If the old dwelling place of our hearts is cleansed and created anew, do we keep it that way, or do we allow the winds of worry or the storms of strife to revert it back to the same ol’ rickety shack?
If we’ve been created into a new dwelling place for the Lord, maybe we should pray…
~Lord, my heart is Your home. Let’s build it together and keep it clean together.
Help me clean out the closet of my hidden thoughts and throw away the trash of wrong attitudes. Dust behind the doors where preconceived ideas accumulate like cobwebs.
Sweep out the corners of my heart where the soil of unwillingness has piled up. Dig into those deep crevices of my soul where stubbornness plants its roots. Shine Your light into the dark recesses of my emotions so nothing can remain hidden from Your forgiveness.
Remove from the shelves of my mind all the negative thoughts that I cling to and replace them all with Your promises that they may be readily available whenever I need them.

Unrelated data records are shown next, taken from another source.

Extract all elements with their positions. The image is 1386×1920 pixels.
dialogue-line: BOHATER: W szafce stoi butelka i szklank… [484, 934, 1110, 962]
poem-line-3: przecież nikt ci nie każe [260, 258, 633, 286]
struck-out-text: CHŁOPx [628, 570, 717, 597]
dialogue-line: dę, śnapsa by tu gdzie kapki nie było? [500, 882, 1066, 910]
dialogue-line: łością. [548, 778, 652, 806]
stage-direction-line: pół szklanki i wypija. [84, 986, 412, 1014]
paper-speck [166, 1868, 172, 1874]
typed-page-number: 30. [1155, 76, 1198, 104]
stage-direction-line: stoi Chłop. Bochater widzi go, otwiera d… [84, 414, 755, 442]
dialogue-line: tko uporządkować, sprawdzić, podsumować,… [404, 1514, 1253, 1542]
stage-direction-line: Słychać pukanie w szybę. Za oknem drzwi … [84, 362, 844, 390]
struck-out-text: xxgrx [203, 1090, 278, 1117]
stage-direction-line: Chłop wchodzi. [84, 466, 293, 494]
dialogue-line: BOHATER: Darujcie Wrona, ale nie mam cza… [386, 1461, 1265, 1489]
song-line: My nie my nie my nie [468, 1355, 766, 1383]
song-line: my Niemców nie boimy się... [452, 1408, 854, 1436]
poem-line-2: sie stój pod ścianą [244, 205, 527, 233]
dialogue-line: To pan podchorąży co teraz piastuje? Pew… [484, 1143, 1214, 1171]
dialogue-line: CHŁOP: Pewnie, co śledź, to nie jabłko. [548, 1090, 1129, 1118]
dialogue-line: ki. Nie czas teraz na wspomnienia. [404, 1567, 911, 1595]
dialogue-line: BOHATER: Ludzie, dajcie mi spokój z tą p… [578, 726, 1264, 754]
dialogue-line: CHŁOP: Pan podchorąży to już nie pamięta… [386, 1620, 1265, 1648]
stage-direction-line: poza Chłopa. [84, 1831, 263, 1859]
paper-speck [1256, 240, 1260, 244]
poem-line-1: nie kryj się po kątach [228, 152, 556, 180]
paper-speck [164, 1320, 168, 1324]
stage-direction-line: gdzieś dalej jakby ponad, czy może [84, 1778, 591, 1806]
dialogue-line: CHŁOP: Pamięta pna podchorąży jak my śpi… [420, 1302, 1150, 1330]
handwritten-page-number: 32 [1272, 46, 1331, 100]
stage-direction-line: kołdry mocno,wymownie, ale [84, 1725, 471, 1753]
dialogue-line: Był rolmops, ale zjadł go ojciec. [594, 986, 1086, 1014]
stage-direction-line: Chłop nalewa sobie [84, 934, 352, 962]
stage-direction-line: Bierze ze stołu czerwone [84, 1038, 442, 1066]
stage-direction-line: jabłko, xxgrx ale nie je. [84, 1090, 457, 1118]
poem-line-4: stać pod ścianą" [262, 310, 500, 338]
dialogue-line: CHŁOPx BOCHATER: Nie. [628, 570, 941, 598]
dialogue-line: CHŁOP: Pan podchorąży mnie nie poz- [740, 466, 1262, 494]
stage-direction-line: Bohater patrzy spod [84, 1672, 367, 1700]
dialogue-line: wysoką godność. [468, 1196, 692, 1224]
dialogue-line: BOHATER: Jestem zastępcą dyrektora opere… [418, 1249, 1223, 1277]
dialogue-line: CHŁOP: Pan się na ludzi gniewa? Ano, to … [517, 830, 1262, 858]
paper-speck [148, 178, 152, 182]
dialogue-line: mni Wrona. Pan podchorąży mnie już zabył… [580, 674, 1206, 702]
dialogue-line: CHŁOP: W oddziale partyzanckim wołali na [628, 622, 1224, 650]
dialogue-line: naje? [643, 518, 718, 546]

Scrub down the walls that have been littered with the graffiti of my words that are dirty blemishes on Your Spirit and Your Word. Repair the cracks in the walls so that the enemy cannot ooze in with his unwanted ideas.
When spiritual unrest jams up my usefulness as a channel, rout out all the garbage of self that Your living waters may run freely to cleanse me.
Fix the holes in the roof where the rains of difficulties leak in and threaten to dampen my soul-rest. Seal up the broken windows where the winds of discontent blow in so easily. Let Your joy clean the windows and give them the sparkle that the world needs to see.
Clean out the soot of wrong burning desires that have blackened my chimney. Cleanse it that it may allow the vapors of praise to rise to Your throne. Rekindle the embers of my heart’s passion that have grown cold. Ignite a blazing desire to know You more, to serve You more, and to love You more.
Use my tears to mop the floor of my soul where it has been trampled upon with the muddy feet of those who would rather walk over me than to see the hurt and pain within me.
Dismantle the fences that I have unwittingly built which have kept me from reaching out to help someone or kept some hurt soul from reaching in.
Help me build on that one sure Foundation that is unshakable and can withstand all storms and disasters. Help me erect that exterior that holds all else together, using my obedience as the cement to hold Your bricks of truth in place. Make sure I pick up and use each brick so that the edifice does not become faulty, because each truth left lying on the ground is useless.
There is but one chair within these walls, and it is the throne upon which I give You the honor of sitting. When I try to sit upon it myself, shove me off! Make me land with a jolt hard enough to bring me to my senses, because it is Your throne, meant only for You.
Lord, this is Your home. May it always be a temple in which You may reside and can always feel proud enough to bring others to visit. May it be a monument to Your grace, Your forgiveness, and Your love.